His interest in the life of Alexander Hamilton, and especially Hamilton’s childhood on Nevis, led him to conduct research concerning the year of Hamilton’s birth, which Hamilton had claimed was 1755. Several documents that Don collected, however, suggest that in fact Hamilton was born in 1757, and that his claim of the earlier year enabled him to avoid becoming a ward of the colony.

In a 1990 alumni survey Don expressed the College’s impact on him: “Hamilton provided excellent academic work which prepared me for medical school…. The sports program in carry-over sports was an integral part of my time/schedule…. Intellectual stimulation in extracurricular activities, i.e., music, art, theatre, has been expanded over the years into an important facet of my life.

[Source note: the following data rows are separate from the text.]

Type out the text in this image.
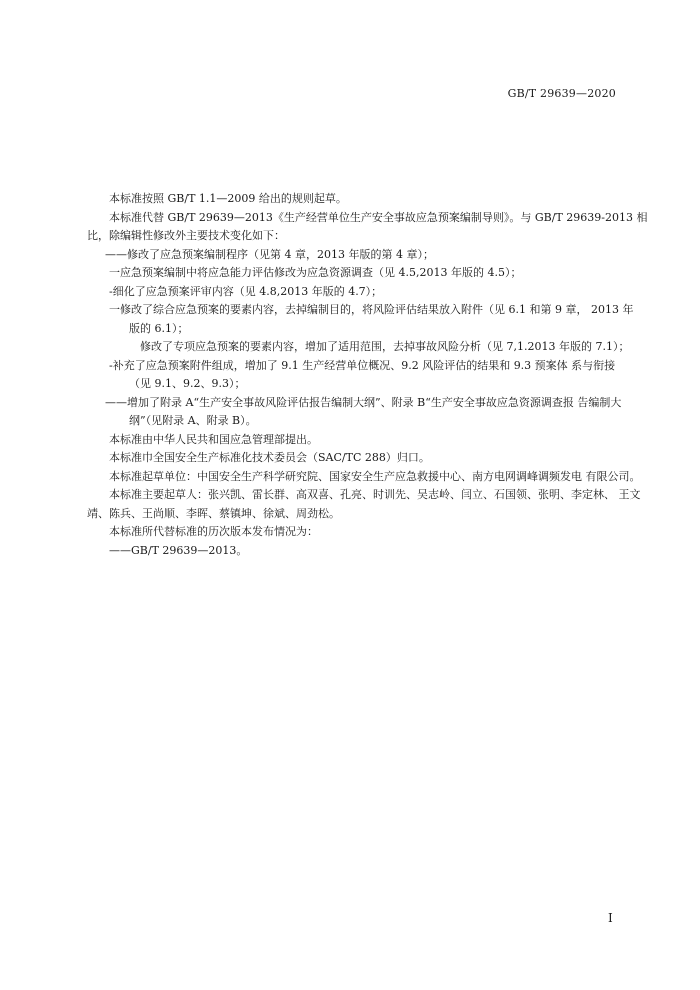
GB/T 29639—2020

本标准按照 GB/T 1.1—2009 给出的规则起草。

本标准代替 GB/T 29639—2013《生产经营单位生产安全事故应急预案编制导则》。与 GB/T 29639-2013 相

比，除编辑性修改外主要技术变化如下：

——修改了应急预案编制程序（见第 4 章，2013 年版的第 4 章）；

一应急预案编制中将应急能力评估修改为应急资源调查（见 4.5,2013 年版的 4.5）；

-细化了应急预案评审内容（见 4.8,2013 年版的 4.7）；

一修改了综合应急预案的要素内容，去掉编制目的，将风险评估结果放入附件（见 6.1 和第 9 章， 2013 年

版的 6.1）；

修改了专项应急预案的要素内容，增加了适用范围，去掉事故风险分析（见 7,1.2013 年版的 7.1）；

-补充了应急预案附件组成，增加了 9.1 生产经营单位概况、9.2 风险评估的结果和 9.3 预案体 系与衔接

（见 9.1、9.2、9.3）；

——增加了附录 A“生产安全事故风险评估报告编制大纲”、附录 B“生产安全事故应急资源调查报 告编制大

纲”（见附录 A、附录 B）。

本标准由中华人民共和国应急管理部提出。

本标准巾全国安全生产标准化技术委员会（SAC/TC 288）归口。

本标准起草单位：中国安全生产科学研究院、国家安全生产应急救援中心、南方电网调峰调频发电 有限公司。

本标准主要起草人：张兴凯、雷长群、高双喜、孔亮、时训先、吴志岭、闫立、石国领、张明、李定林、 王文

靖、陈兵、王尚顺、李晖、蔡镇坤、徐斌、周劲松。

本标准所代替标准的历次版本发布情况为：

——GB/T 29639—2013。

I
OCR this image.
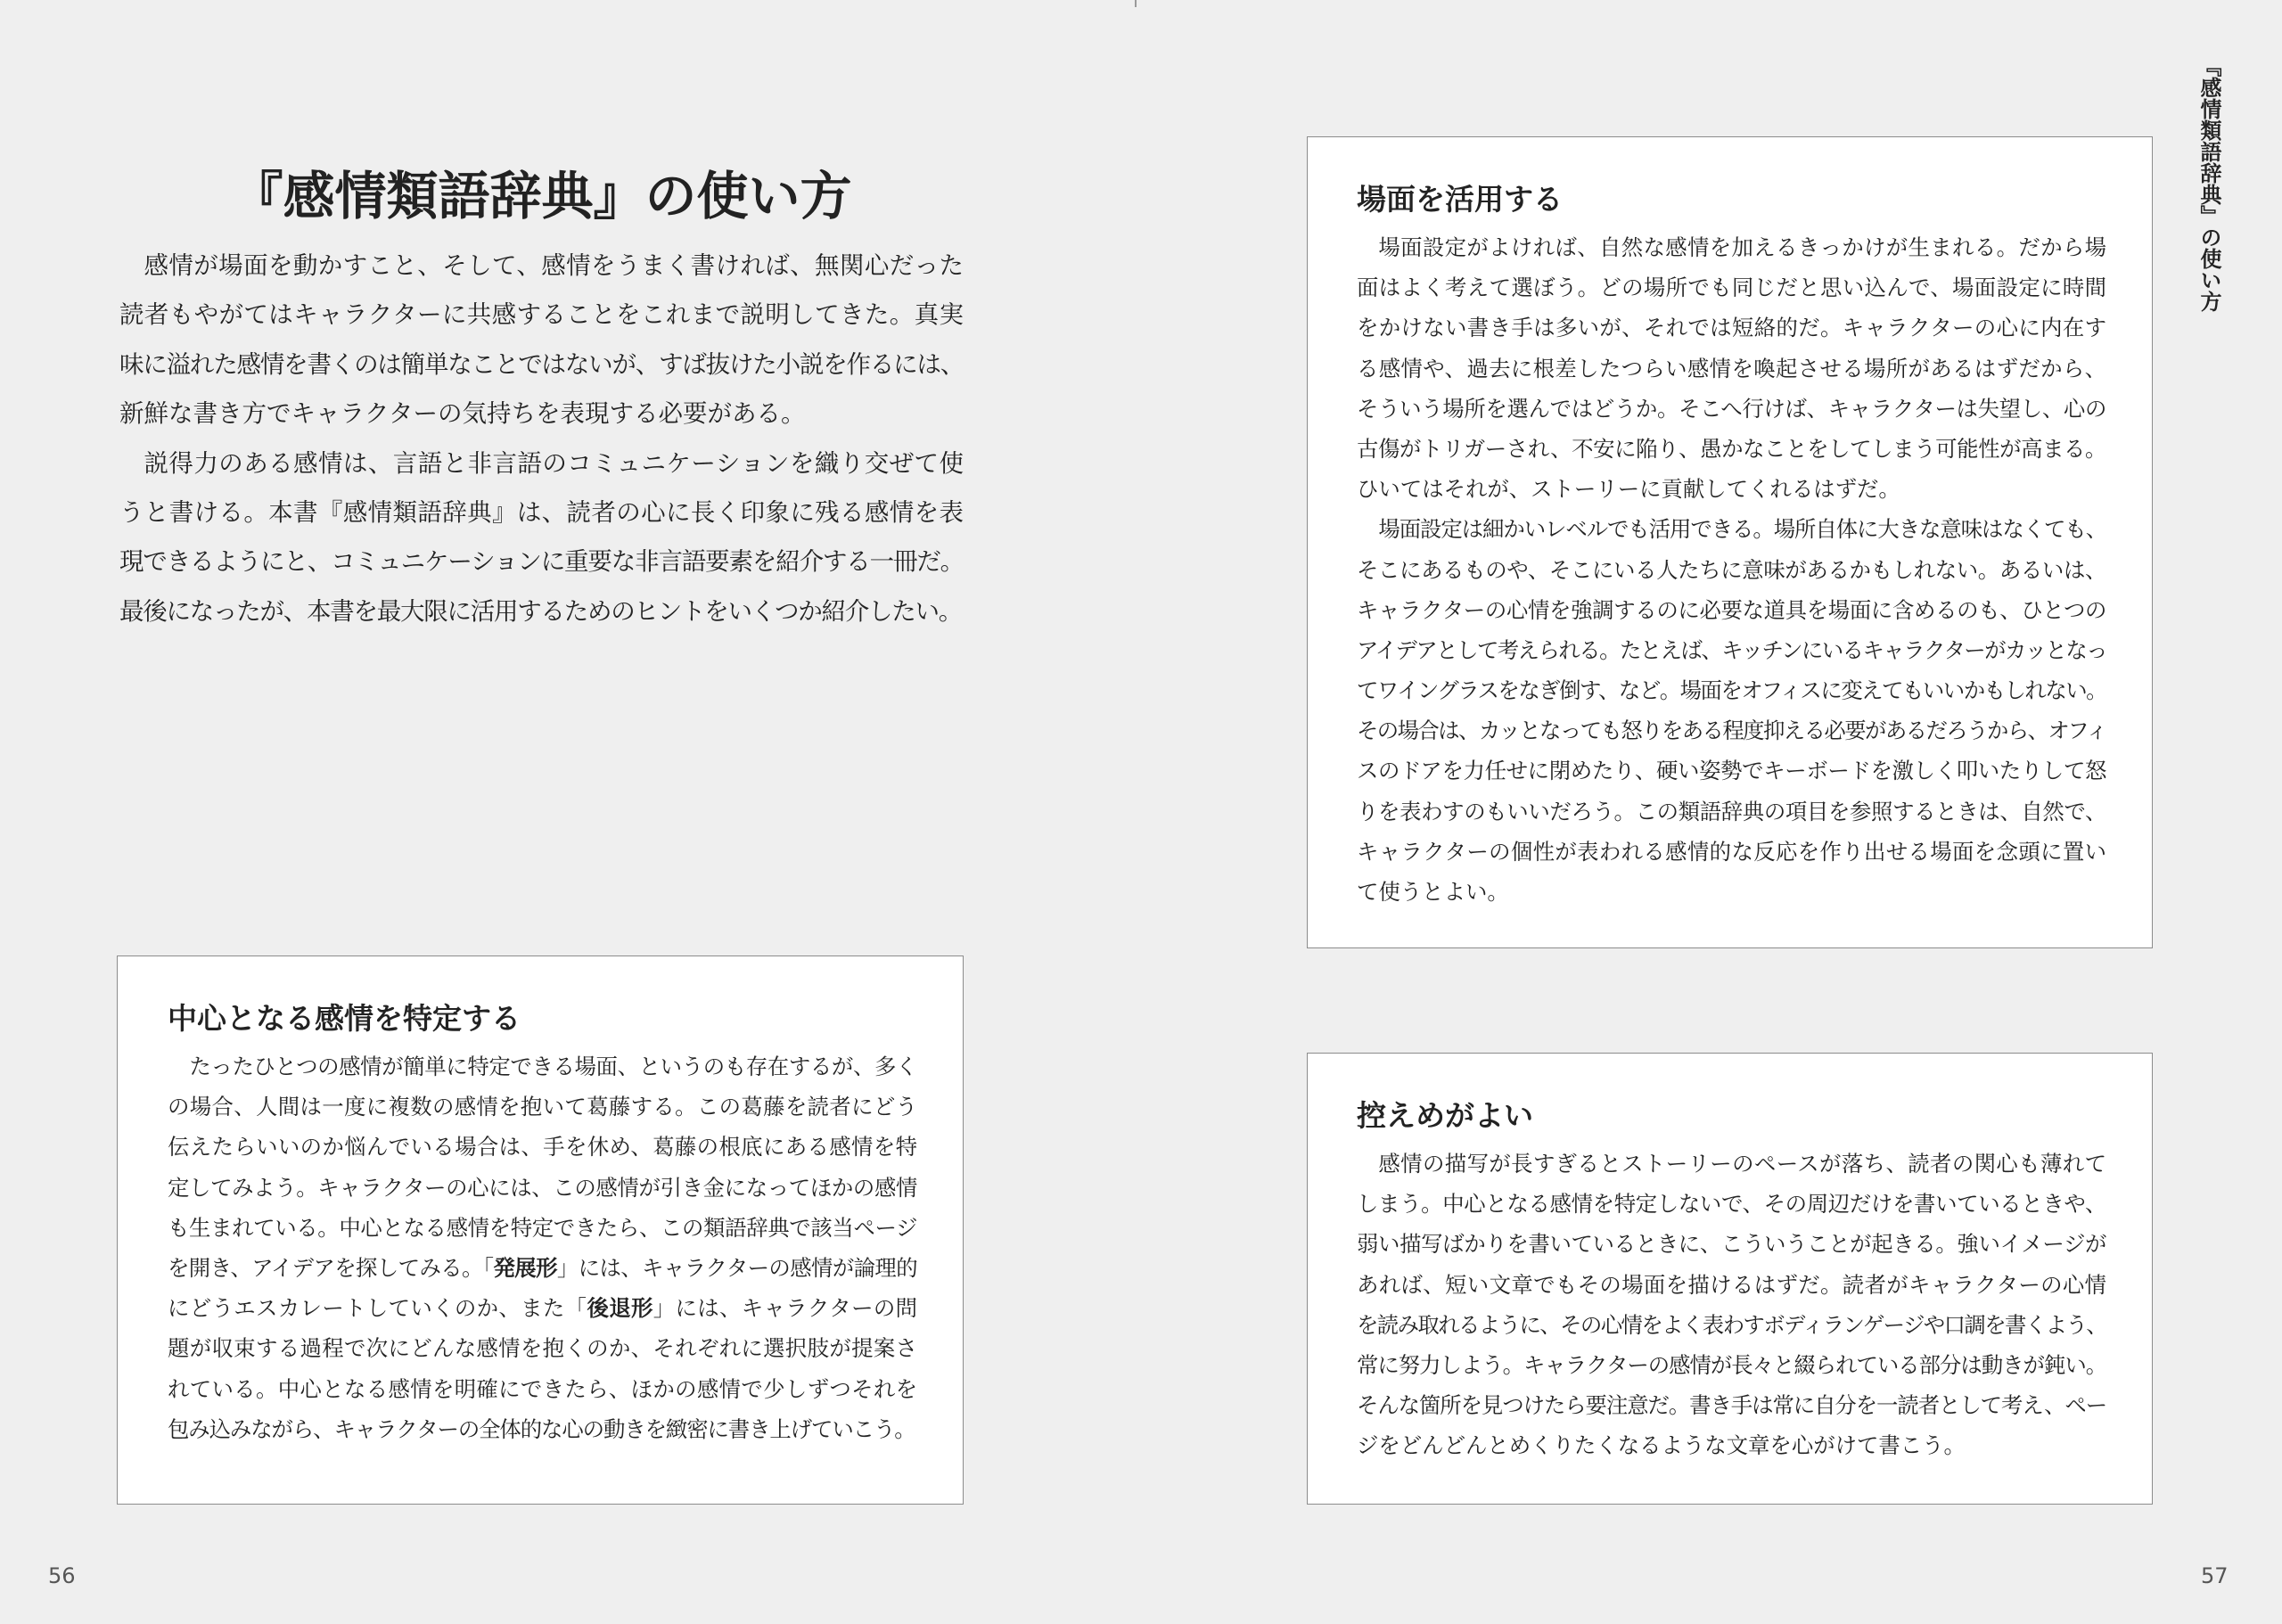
『感情類語辞典』の使い方
感情が場面を動かすこと、そして、感情をうまく書ければ、無関心だった
読者もやがてはキャラクターに共感することをこれまで説明してきた。真実
味に溢れた感情を書くのは簡単なことではないが、すば抜けた小説を作るには、
新鮮な書き方でキャラクターの気持ちを表現する必要がある。
説得力のある感情は、言語と非言語のコミュニケーションを織り交ぜて使
うと書ける。本書『感情類語辞典』は、読者の心に長く印象に残る感情を表
現できるようにと、コミュニケーションに重要な非言語要素を紹介する一冊だ。
最後になったが、本書を最大限に活用するためのヒントをいくつか紹介したい。
中心となる感情を特定する
たったひとつの感情が簡単に特定できる場面、というのも存在するが、多く
の場合、人間は一度に複数の感情を抱いて葛藤する。この葛藤を読者にどう
伝えたらいいのか悩んでいる場合は、手を休め、葛藤の根底にある感情を特
定してみよう。キャラクターの心には、この感情が引き金になってほかの感情
も生まれている。中心となる感情を特定できたら、この類語辞典で該当ページ
を開き、アイデアを探してみる。「発展形」には、キャラクターの感情が論理的
にどうエスカレートしていくのか、また「後退形」には、キャラクターの問
題が収束する過程で次にどんな感情を抱くのか、それぞれに選択肢が提案さ
れている。中心となる感情を明確にできたら、ほかの感情で少しずつそれを
包み込みながら、キャラクターの全体的な心の動きを緻密に書き上げていこう。
56
『感情類語辞典』の使い方
場面を活用する
場面設定がよければ、自然な感情を加えるきっかけが生まれる。だから場
面はよく考えて選ぼう。どの場所でも同じだと思い込んで、場面設定に時間
をかけない書き手は多いが、それでは短絡的だ。キャラクターの心に内在す
る感情や、過去に根差したつらい感情を喚起させる場所があるはずだから、
そういう場所を選んではどうか。そこへ行けば、キャラクターは失望し、心の
古傷がトリガーされ、不安に陥り、愚かなことをしてしまう可能性が高まる。
ひいてはそれが、ストーリーに貢献してくれるはずだ。
場面設定は細かいレベルでも活用できる。場所自体に大きな意味はなくても、
そこにあるものや、そこにいる人たちに意味があるかもしれない。あるいは、
キャラクターの心情を強調するのに必要な道具を場面に含めるのも、ひとつの
アイデアとして考えられる。たとえば、キッチンにいるキャラクターがカッとなっ
てワイングラスをなぎ倒す、など。場面をオフィスに変えてもいいかもしれない。
その場合は、カッとなっても怒りをある程度抑える必要があるだろうから、オフィ
スのドアを力任せに閉めたり、硬い姿勢でキーボードを激しく叩いたりして怒
りを表わすのもいいだろう。この類語辞典の項目を参照するときは、自然で、
キャラクターの個性が表われる感情的な反応を作り出せる場面を念頭に置い
て使うとよい。
控えめがよい
感情の描写が長すぎるとストーリーのペースが落ち、読者の関心も薄れて
しまう。中心となる感情を特定しないで、その周辺だけを書いているときや、
弱い描写ばかりを書いているときに、こういうことが起きる。強いイメージが
あれば、短い文章でもその場面を描けるはずだ。読者がキャラクターの心情
を読み取れるように、その心情をよく表わすボディランゲージや口調を書くよう、
常に努力しよう。キャラクターの感情が長々と綴られている部分は動きが鈍い。
そんな箇所を見つけたら要注意だ。書き手は常に自分を一読者として考え、ペー
ジをどんどんとめくりたくなるような文章を心がけて書こう。
57
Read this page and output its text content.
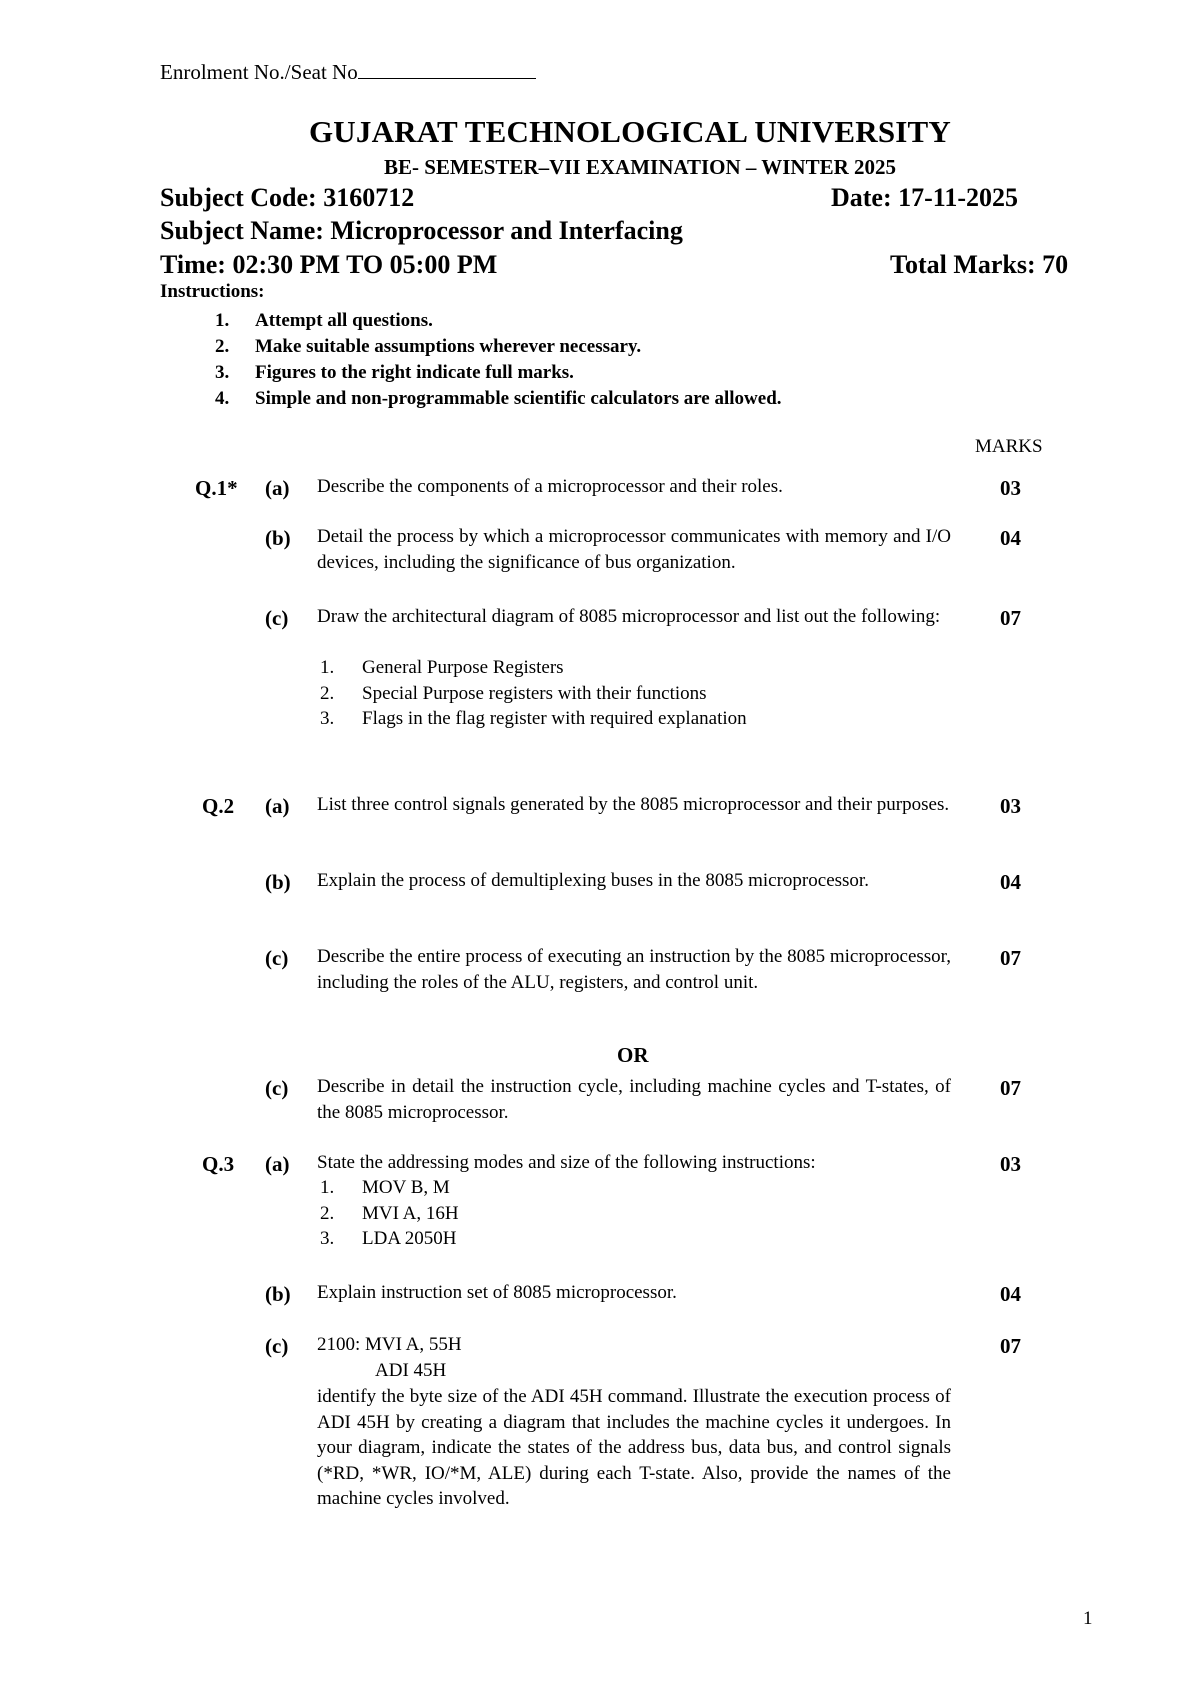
Enrolment No./Seat No
GUJARAT TECHNOLOGICAL UNIVERSITY
BE- SEMESTER–VII EXAMINATION – WINTER 2025
Subject Code: 3160712	Date: 17-11-2025
Subject Name: Microprocessor and Interfacing
Time: 02:30 PM TO 05:00 PM	Total Marks: 70
Instructions:
1. Attempt all questions.
2. Make suitable assumptions wherever necessary.
3. Figures to the right indicate full marks.
4. Simple and non-programmable scientific calculators are allowed.
MARKS
Q.1* (a) Describe the components of a microprocessor and their roles.	03
(b) Detail the process by which a microprocessor communicates with memory and I/O devices, including the significance of bus organization.
04
(c) Draw the architectural diagram of 8085 microprocessor and list out the following:	07
1. General Purpose Registers
2. Special Purpose registers with their functions
3. Flags in the flag register with required explanation
Q.2 (a) List three control signals generated by the 8085 microprocessor and their purposes. 03
(b) Explain the process of demultiplexing buses in the 8085 microprocessor.	04
(c) Describe the entire process of executing an instruction by the 8085 microprocessor, including the roles of the ALU, registers, and control unit.
07
OR
(c) Describe in detail the instruction cycle, including machine cycles and T-states, of the 8085 microprocessor.
07
Q.3 (a) State the addressing modes and size of the following instructions:	03
1. MOV B, M
2. MVI A, 16H
3. LDA 2050H
(b) Explain instruction set of 8085 microprocessor.	04
(c) 2100: MVI A, 55H
ADI 45H
identify the byte size of the ADI 45H command. Illustrate the execution process of ADI 45H by creating a diagram that includes the machine cycles it undergoes. In your diagram, indicate the states of the address bus, data bus, and control signals (*RD, *WR, IO/*M, ALE) during each T-state. Also, provide the names of the machine cycles involved.
07
1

I believe I was truly able to ‘know thyself.’”

Don repaid Hamilton as a capital campaign volunteer, a member of the Alumni Council and his class committee, chair of his reunion gift committee, and a participant in the Career Center’s volunteer program. He was also a faithful donor to the Hamilton Fund. 

Donald M. Lynn, Jr. is survived by his wife and five of their children, including Cheryl Lynn McKay K’78 and Daniel M. Lynn ’90, 12 grandchildren, and seven great-grandchildren. He was predeceased by his daughter Rebecca and his brother.